Gurruchaga looked up at me from the ground. Tears glinted in his eyes, and petals of blood wreathed his forehead like carnations on a gravestone. They kicked him back on his feet and handcuffed his hands behind his back. He tried to say something to me, but cowardice made me look the other way and I couldn’t read the words on his lips. “You lot, get on with your chores. Nothing happened here,” ordered Esteruelas with the blocked flute of his nasal voice. “As for you and this absurd circus,” he told Di Battista, “we shall investigate what this is all about and who is ultimately responsible.” Before they took the prisoner away, that man scrutinized me, as if he were fascinated by my deformities, but then he walked off, and in the end I wasn’t brought to account. We met up years later, there was even a time when I did some jobs for him, but he finally got his just desserts, not that I’d been wanting that. I watched Gurruchaga walk off for the last time. Red poppies streamed down his trouser leg. It was a stream of hope, that mirage he’d never believed in.

The dead don’t speak, they simply rot away as the seasons come and go till they turn to dust or creepy-crawlies have their fill. The dead have little or no influence over their fates.

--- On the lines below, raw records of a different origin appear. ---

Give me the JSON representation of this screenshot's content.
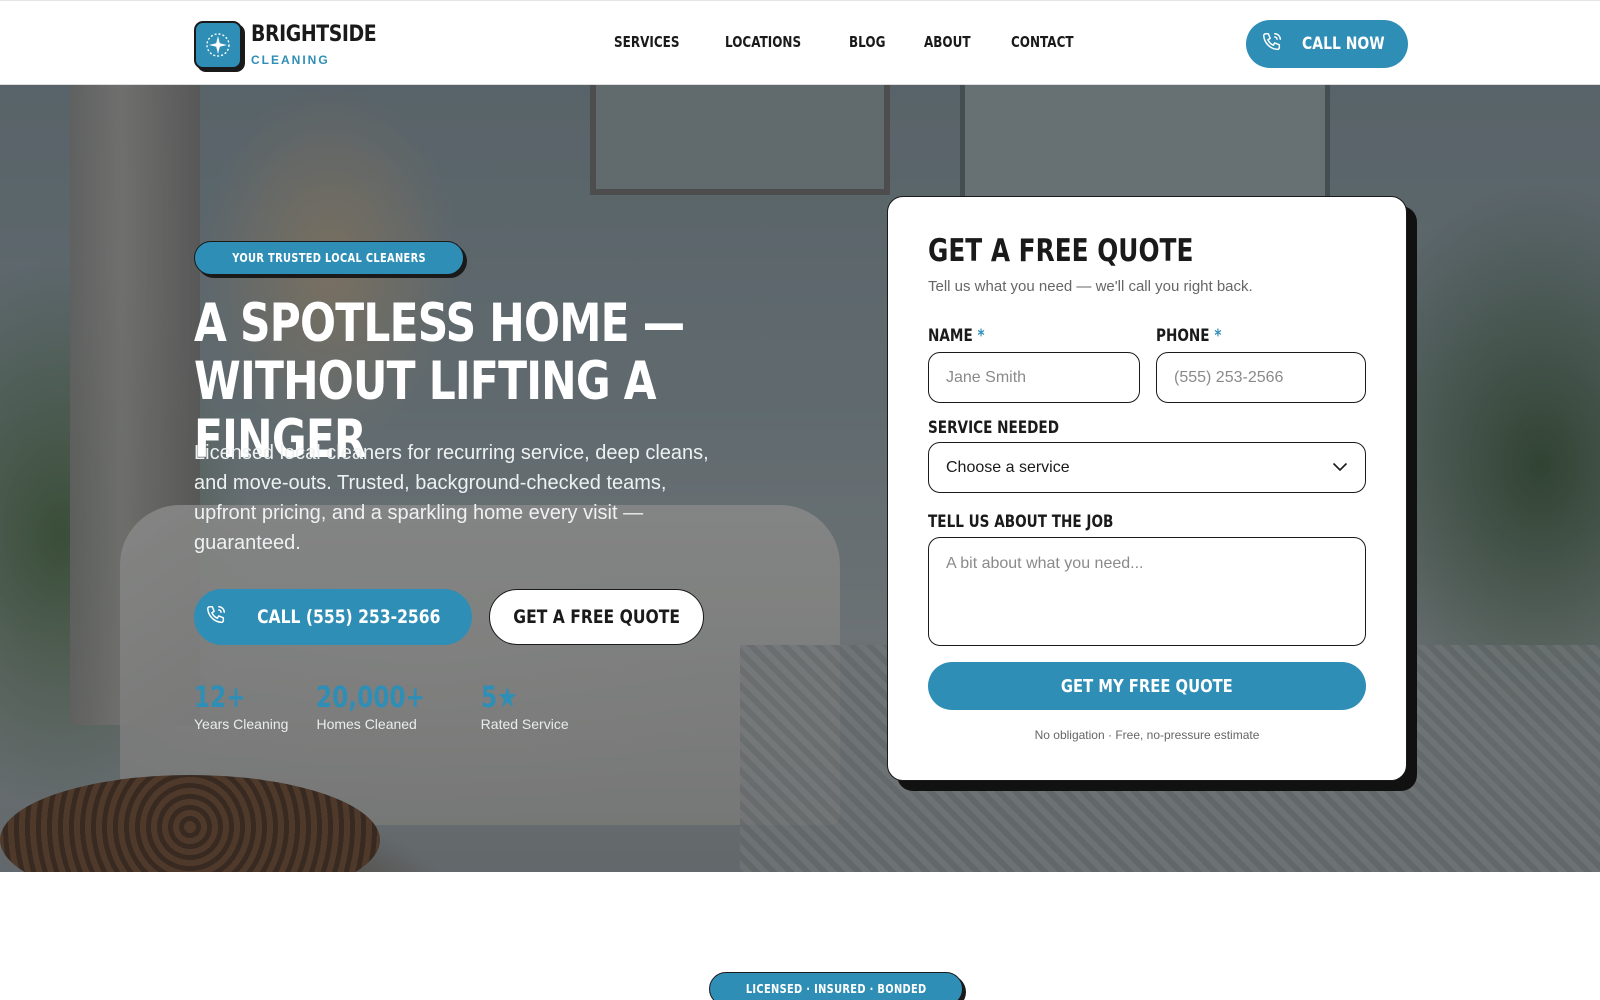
{
  "brand": {
    "name": "BRIGHTSIDE",
    "sub": "CLEANING",
    "icon": "sparkle-icon",
    "accent_color": "#2f8eb5"
  },
  "nav": {
    "items": [
      "SERVICES",
      "LOCATIONS",
      "BLOG",
      "ABOUT",
      "CONTACT"
    ]
  },
  "header": {
    "call_label": "CALL NOW",
    "call_icon": "phone-icon"
  },
  "hero": {
    "badge": "YOUR TRUSTED LOCAL CLEANERS",
    "headline_line1": "A SPOTLESS HOME —",
    "headline_line2": "WITHOUT LIFTING A FINGER",
    "lead": "Licensed local cleaners for recurring service, deep cleans, and move-outs. Trusted, background-checked teams, upfront pricing, and a sparkling home every visit — guaranteed.",
    "call_button": "CALL (555) 253-2566",
    "quote_button": "GET A FREE QUOTE",
    "stats": [
      {
        "value": "12+",
        "label": "Years Cleaning"
      },
      {
        "value": "20,000+",
        "label": "Homes Cleaned"
      },
      {
        "value": "5★",
        "label": "Rated Service"
      }
    ]
  },
  "quote_form": {
    "title": "GET A FREE QUOTE",
    "subtitle": "Tell us what you need — we'll call you right back.",
    "name_label": "NAME",
    "name_placeholder": "Jane Smith",
    "phone_label": "PHONE",
    "phone_placeholder": "(555) 253-2566",
    "required_mark": "*",
    "service_label": "SERVICE NEEDED",
    "service_value": "Choose a service",
    "job_label": "TELL US ABOUT THE JOB",
    "job_placeholder": "A bit about what you need...",
    "submit": "GET MY FREE QUOTE",
    "fine_print": "No obligation · Free, no-pressure estimate"
  },
  "next_section": {
    "badge": "LICENSED · INSURED · BONDED"
  }
}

They’re sometimes called upon to test out the waters of transcendence with their own hand, but it’s rarely a success. They say Jesus Christ was practiced in this kind of shadowy endeavor and that he brought Lazarus back into this world. He must have emerged from the grave pale and wan like someone returning from a catastrophe, and he surely trembled in fear and even found it difficult to control his sphincters. Resurrection did him no good — perhaps as a preamble to a fresh death, a second death, a dead man times two. For everyone else, it was perhaps a reason to cling to hope. You have invaded my home to relieve me of consciousness and snatch my life away. I knew that the second I felt your presence, and though I’d been warned about what was bound to happen, I never thought it would be like this. They do say that at the very instant of death, past time zooms past one’s eyes at the speed of lightning and one relives every moment as if they were the frames of a film rolling to its end. Perhaps that’s what’s happening right now. Perhaps the deeds I’ve done, those that shaped my feelings and justified my transit through this world, are dizzily being reproduced before I vanish into the void.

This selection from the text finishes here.